La vittima è una giovane 25enne di origini marocchine, regolare sul territorio italiano. Il colpevole è invece un 29enne marocchino senza fissa dimora, irregolare sul territorio italiano e con diversi pregiudizi per reati contro il patrimonio. I Carabinieri lo hanno arrestato in via Calvi, tra zona di Piazza Risorgimento e Porta Romana. Era poco prima della 1 di notte dell’ 11 settembre 2022. Le accuse sono gravi: rapina, violenza sessuale e resistenza a pubblico ufficiale.

Cosa è successo

Poco dopo la mezzanotte fra il 10 e il 11 settembre, alla centrale operativa del 112 è arrivata la chiamata di una giovane. Chiedeva aiuto dopo una rapina. Quindi i carabinieri del nucleo radiomobile di Milano sono intervenuti in via Pietro Calvi. Qui hanno trovato la giovane che ha raccontato di essere stata avvicinata da uno sconosciuto che, dopo averla spintonata, le aveva strappato una collanina dal collo.

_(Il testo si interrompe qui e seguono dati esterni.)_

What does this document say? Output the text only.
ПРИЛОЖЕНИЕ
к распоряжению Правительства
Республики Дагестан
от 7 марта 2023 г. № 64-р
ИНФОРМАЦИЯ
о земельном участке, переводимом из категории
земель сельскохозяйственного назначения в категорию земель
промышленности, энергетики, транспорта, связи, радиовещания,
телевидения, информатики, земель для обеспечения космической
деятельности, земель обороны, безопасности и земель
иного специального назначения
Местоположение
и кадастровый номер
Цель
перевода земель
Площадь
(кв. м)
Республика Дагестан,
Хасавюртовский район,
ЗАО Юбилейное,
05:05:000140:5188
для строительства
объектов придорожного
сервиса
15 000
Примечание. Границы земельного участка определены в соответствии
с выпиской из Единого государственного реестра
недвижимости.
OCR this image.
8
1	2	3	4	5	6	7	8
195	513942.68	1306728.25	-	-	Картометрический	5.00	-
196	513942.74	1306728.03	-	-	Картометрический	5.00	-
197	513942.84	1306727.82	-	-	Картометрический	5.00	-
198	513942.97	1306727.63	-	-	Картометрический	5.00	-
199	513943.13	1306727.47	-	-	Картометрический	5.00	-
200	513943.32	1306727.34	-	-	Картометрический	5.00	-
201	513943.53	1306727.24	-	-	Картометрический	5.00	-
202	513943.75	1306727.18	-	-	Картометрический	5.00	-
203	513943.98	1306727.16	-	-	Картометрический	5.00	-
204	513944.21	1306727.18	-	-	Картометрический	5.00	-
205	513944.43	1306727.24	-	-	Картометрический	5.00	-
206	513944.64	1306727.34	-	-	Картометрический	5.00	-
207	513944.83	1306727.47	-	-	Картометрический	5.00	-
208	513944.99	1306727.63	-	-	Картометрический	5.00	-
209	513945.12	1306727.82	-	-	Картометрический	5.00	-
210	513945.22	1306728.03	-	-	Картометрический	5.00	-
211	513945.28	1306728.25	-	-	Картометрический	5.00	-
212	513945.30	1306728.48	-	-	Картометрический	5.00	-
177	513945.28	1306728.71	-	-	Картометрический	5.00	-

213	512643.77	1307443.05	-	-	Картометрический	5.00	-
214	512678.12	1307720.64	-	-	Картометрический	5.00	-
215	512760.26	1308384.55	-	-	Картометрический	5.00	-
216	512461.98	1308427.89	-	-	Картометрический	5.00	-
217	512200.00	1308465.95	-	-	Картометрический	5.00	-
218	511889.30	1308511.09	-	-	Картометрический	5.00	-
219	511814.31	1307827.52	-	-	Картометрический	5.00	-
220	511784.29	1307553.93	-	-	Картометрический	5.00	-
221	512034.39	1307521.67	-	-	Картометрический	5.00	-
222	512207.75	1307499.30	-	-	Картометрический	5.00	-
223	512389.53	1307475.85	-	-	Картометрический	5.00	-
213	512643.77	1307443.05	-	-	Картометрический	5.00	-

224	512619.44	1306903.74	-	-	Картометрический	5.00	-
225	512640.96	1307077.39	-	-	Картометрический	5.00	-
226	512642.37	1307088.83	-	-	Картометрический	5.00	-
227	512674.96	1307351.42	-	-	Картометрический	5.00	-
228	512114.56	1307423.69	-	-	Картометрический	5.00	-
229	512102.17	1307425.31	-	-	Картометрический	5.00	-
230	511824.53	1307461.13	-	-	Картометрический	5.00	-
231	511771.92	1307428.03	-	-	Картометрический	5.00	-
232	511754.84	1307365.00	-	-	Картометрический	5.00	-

Poi ha iniziato a picchiarla e a palpeggiarla nelle parti intime. I sanitari dell’ambulanza intervenuti sul posto se ne sono presi cura, mentre i carabinieri sono partiti alla ricerca del rapinatore.

Calci e testate nella macchina dei carabinieri

Seguendo al descrizione dell’uomo , i carabinieri lo hanno individuato a poca distanza . Era completamente ubriaco. Durante le operazioni di identificazione, quando i carabinieri gli hanno chiesto i documenti e di svuotare le tasche per accertarsi che fosse il rapinatore, l’uomo ha continuato a dimenarsi e inveire contro i carabinieri, per evitare le operazioni di controllo. Aveva addosso la collanina appartenente alla giovane vittima della rapina. Il marocchino, una volta caricato in auto per essere portato in caserma, ha colpito più volte con calci e testate la paratia di plastica nell’abitacolo della vettura di servizio. Sono cose che rendono pericoloso e problematico il trasporto. Anche in caserma ha continuato con atteggiamenti ostili e tentativi di colpire i militari. Infine, i carabinieri hanno chiamato una ambulanza e lo portato al pronto soccorso dell’ospedale Fatebenefratelli da dove è stato poi dimesso senza prognosi per alterazione psicofisica, e trasportato direttamente al carcere di San Vittore.

Restituita la collanina

Durante la rapina la giovane ha riportato lievi escoriazioni alle braccia. Ha però rifiutato di essere trasportato in ospedale. La collanina, recuperata dai carabinieri, le è stata restituita. Ora si è in attesa della decisione del giudice sulle sorti del marocchino ubriaco.